Es una conversación entre gente que no se rinde.
Un inventario de cosas que no llenan, si. Pero también un mapa de lo que sí sostiene: la ternura, la honestidad, los vínculos reales, aunque sean torpes.
Este libro se va a llamar como el blog. Y va a estar dedicado a quienes alguna vez pensaron que su tristeza los hacía inservibles.
Porque no lo somos.
Estamos vivos. Y eso, por sí solo, ya es un milagro discreto.
Después del encuentro, María y Ana se quedaron conversando hasta tarde.
Rieron, lloraron, compartieron anécdotas absurdas, momentos oscuros, pequeñas victorias.
Alejandro las fue a buscar. Sam, dormida en su regazo, levantó la cabeza al escuchar su nombre.
Antes de irse, María se quedó mirando el lugar vacío, como si quisiera registrar esa imagen.
Sabía que no iba a olvidarla.
No porque fuera extraordinaria. Sino porque por fin sentía algo que durante años le había sido ajeno: una vida que le pertenecía.
Esa noche, María llegó a su casa con el corazón lleno de algo que no sabía nombrar. No era euforia. No era paz. Era una especie de calor suave, como el que queda después de llorar por lo que había que llorar, y abrazar lo que no se puede cambiar.
Se sentó en el sillón, con Sam recostada en su falda. Alejandro estaba en la cocina, preparando dos tazas de té como si esa fuera su manera silenciosa de decir “estoy orgulloso de vos”. Sobre la mesa había una flor que alguien del encuentro le había regalado.
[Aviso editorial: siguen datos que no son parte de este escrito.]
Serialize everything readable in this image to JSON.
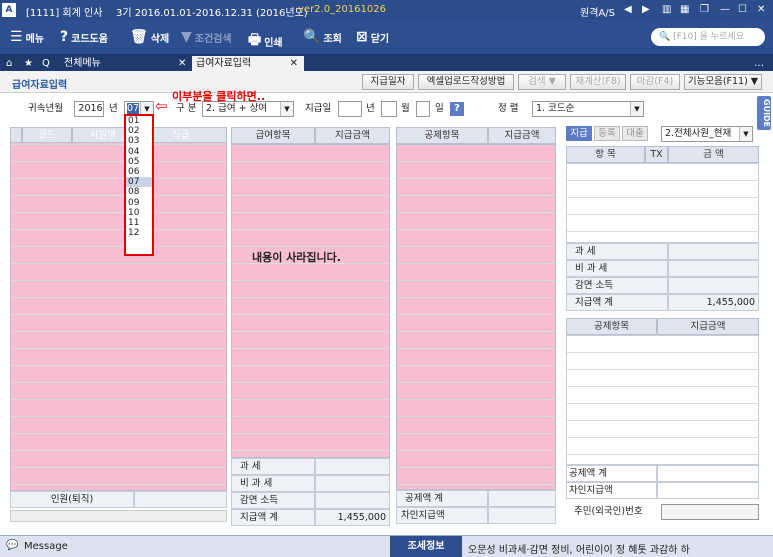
{
  "titlebar": {
    "company": "[1111] 회계 인사",
    "period": "3기 2016.01.01-2016.12.31 (2016년도)",
    "version": "ver2.0_20161026",
    "remote": "원격A/S"
  },
  "toolbar": {
    "menu": "메뉴",
    "code_help": "코드도움",
    "delete": "삭제",
    "condition_search": "조건검색",
    "print": "인쇄",
    "lookup": "조회",
    "close": "닫기",
    "search_placeholder": "[F10] 을 누르세요"
  },
  "tabs": {
    "all_menu": "전체메뉴",
    "current": "급여자료입력"
  },
  "header": {
    "title": "급여자료입력",
    "buttons": [
      "지급일자",
      "엑셀업로드작성방법",
      "검색 ▼",
      "재계산(F8)",
      "마감(F4)",
      "기능모음(F11) ▼"
    ]
  },
  "filter": {
    "year_label": "귀속년월",
    "year": "2016",
    "year_unit": "년",
    "month": "07",
    "month_unit": "월",
    "category_label": "구 분",
    "category": "2. 급여 + 상여",
    "payday_label": "지급일",
    "year_unit2": "년",
    "month_unit2": "월",
    "day_unit": "일",
    "sort_label": "정 렬",
    "sort": "1. 코드순"
  },
  "dropdown": {
    "months": [
      "01",
      "02",
      "03",
      "04",
      "05",
      "06",
      "07",
      "08",
      "09",
      "10",
      "11",
      "12"
    ],
    "selected": "07"
  },
  "annotation": {
    "text": "이부분을 클릭하면..",
    "result": "내용이 사라집니다."
  },
  "emp_grid": {
    "headers": [
      "코드",
      "사원명",
      "직급"
    ],
    "footer": "인원(퇴직)"
  },
  "pay_grid": {
    "headers": [
      "급여항목",
      "지급금액"
    ],
    "summary": [
      "과 세",
      "비 과 세",
      "감면 소득",
      "지급액 계"
    ],
    "total": "1,455,000"
  },
  "ded_grid": {
    "headers": [
      "공제항목",
      "지급금액"
    ],
    "summary": [
      "공제액 계",
      "차인지급액"
    ]
  },
  "right_panel": {
    "tabs": [
      "지급",
      "등록",
      "대출"
    ],
    "employee_filter": "2.전체사원_현재",
    "headers": [
      "항 목",
      "TX",
      "금 액"
    ],
    "summary": [
      "과 세",
      "비 과 세",
      "감면 소득",
      "지급액 계"
    ],
    "total": "1,455,000",
    "ded_headers": [
      "공제항목",
      "지급금액"
    ],
    "ded_summary": [
      "공제액 계",
      "차인지급액"
    ],
    "resident_label": "주민(외국인)번호"
  },
  "guide": "GUIDE",
  "status": {
    "message": "Message",
    "info_label": "조세정보",
    "info_text": "오문성 비과세·감면 정비, 어린이이 정 혜톳 과감하 하"
  }
}
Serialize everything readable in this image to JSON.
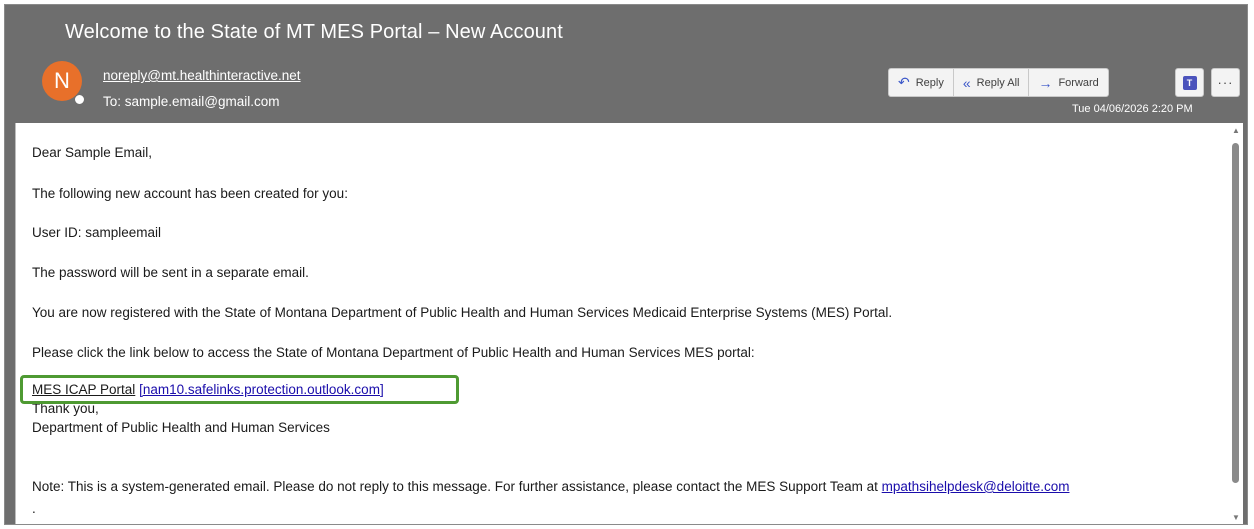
{
  "email": {
    "subject": "Welcome to the State of MT MES Portal – New Account",
    "avatar_initial": "N",
    "sender": "noreply@mt.healthinteractive.net",
    "to": "To: sample.email@gmail.com",
    "date": "Tue 04/06/2026 2:20 PM"
  },
  "actions": {
    "reply": "Reply",
    "reply_all": "Reply All",
    "forward": "Forward",
    "more": "···"
  },
  "body": {
    "greeting": "Dear Sample Email,",
    "line1": "The following new account has been created for you:",
    "user_id": "User ID: sampleemail",
    "password_note": "The password will be sent in a separate email.",
    "registered": "You are now registered with the State of Montana Department of Public Health and Human Services Medicaid Enterprise Systems (MES) Portal.",
    "click_link": "Please click the link below to access the State of Montana Department of Public Health and Human Services MES portal:",
    "portal_link_text": "MES ICAP Portal",
    "portal_link_url": "[nam10.safelinks.protection.outlook.com]",
    "thanks": "Thank you,",
    "department": "Department of Public Health and Human Services",
    "note_prefix": "Note: This is a system-generated email. Please do not reply to this message. For further assistance, please contact the MES Support Team at ",
    "helpdesk_email": "mpathsihelpdesk@deloitte.com",
    "trailing": "."
  },
  "colors": {
    "header_bg": "#6e6e6e",
    "avatar": "#e8702a",
    "highlight_box": "#4e9a32",
    "link": "#1a0dab"
  }
}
Una margarita con una tarjeta anónima que decía: “Gracias por tu voz. Me ayudaste a quedarme un poco más.”
María lo leyó dos veces. Después la guardó entre las páginas del cuaderno donde escribía el libro. No iba a corregirlo tanto. No quería que fuera perfecto. Quería que fuera honesto.
Que tuviera espacio para las contradicciones, para los días buenos y los malos, para la tristeza sin explicación y las alegrías diminutas que aparecen sin aviso.
Cuando Alejandro le alcanzó el té, se quedaron unos segundos en silencio. Ella apoyó la cabeza en su hombro.
-¿Sabes que pienso a veces? - dijo ella.
-¿Qué?
- Que no todo lo que duele tiene que entenderse.
Alejandro asintió.
-Y sin embargo, vos lo pusiste en palabras.
Ella se encogió de hombros, con una sonrisa tranquila.
-No es que ya no me duela- dijo-. Pero ahora el dolor no se siente como un enemigo. Es parte de mi idioma. Y creo que eso también puede ser un hogar.
Alejandro no respondió. Solo la miró con calma de quién entiende que algunas cosas no se contestan: solo se acompañan.
Esa noche, antes de dormir, María subió una nueva entrada al blog.
“Hoy entendí algo que quizás mañana se me olvide, pero igual quiero dejarlo escrito.
Que ser de alma triste no me impide tener momentos felices.